Murray has said he expects the tiny T25 to gain a four-star rating under the much tougher but voluntary EuroNCAP test regime, which sends the car into a barrier at 40mph. The 5mph increase in speed might not sound like much, but it increases the energy of the impact by 30 per cent. It remains to be seen how well the T25 or T27 will cope with this higher hurdle.
The two images published by Gordon Murray Design last week, to accompany the news of the successful crash test, were not quite what they appeared. It would be natural to assume that they depict the actual statutory crash test, but they don’t, because there are no dummies on board. The two photographs also don’t tell the whole story of the crash, because they are freeze frames taken during the first phase of the crash rather than at the end of it – you can tell because the car hasn’t yet started to swing sideways, as all cars do when striking an offset barrier. No doubt the final result is a rather more damaged vehicle.

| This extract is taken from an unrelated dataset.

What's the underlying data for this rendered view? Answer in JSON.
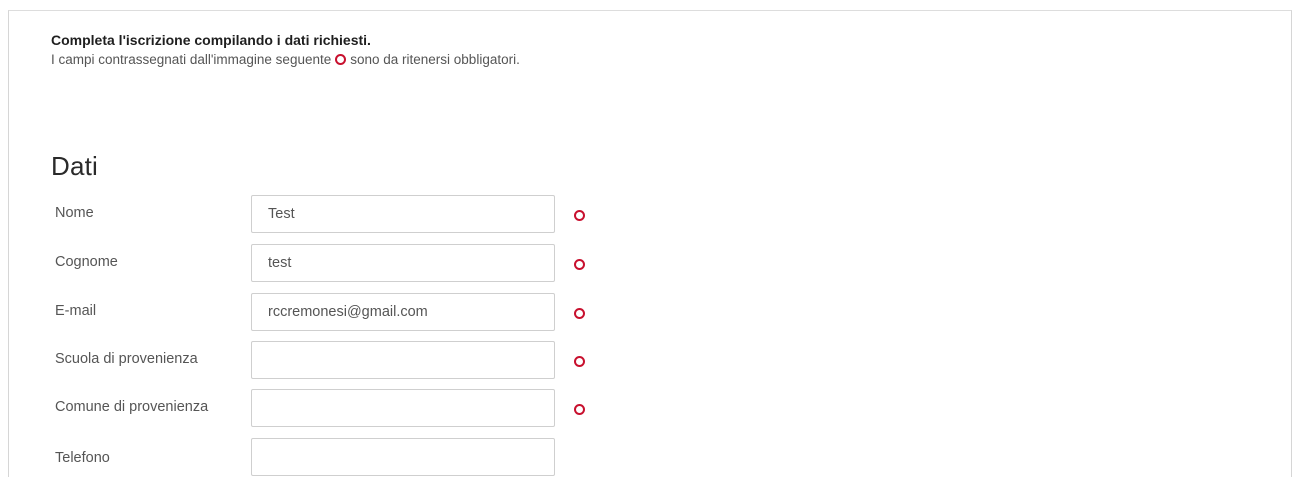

It can’t be too badly mangled, though. To pass the statutory test the doors – or in the T27’s case the nose-hinged canopy – must be able to open without tools after the crash.
And finally it is worth remembering that all crash tests share a basic flaw, in that few people run off the road and into a uniform aluminium honeycomb bolted to a big lump of concrete. It’s more common to hit another vehicle that could be anything from a moped to a juggernaut. Small cars start off with a natural disadvantage in real collisions because he who brings the most mass to an impact generally wins (always assuming your softly-sprung mass doesn’t roll over and crush you).
Mindful of this fact, Murray has pledged to campaign for new safety rules for small urban cars. Because the most vulnerable thing found on urban roads is the squishy, squashy, fluid-filled human body. Murray wants to see new kinds of crumple zones built into small and light urban cars that can better protect pedestrians. Last year he told me his T25 design is one of the most pedestrian-friendly cars yet built.
I do hope the T25 and T27 will go on to pass the stringent EuroNCAP test. I think a row of stars will be essential for Murray to get the iStream process off the ground. And I also hope he is successful in his bid to get a new set of rules established to govern city-car construction.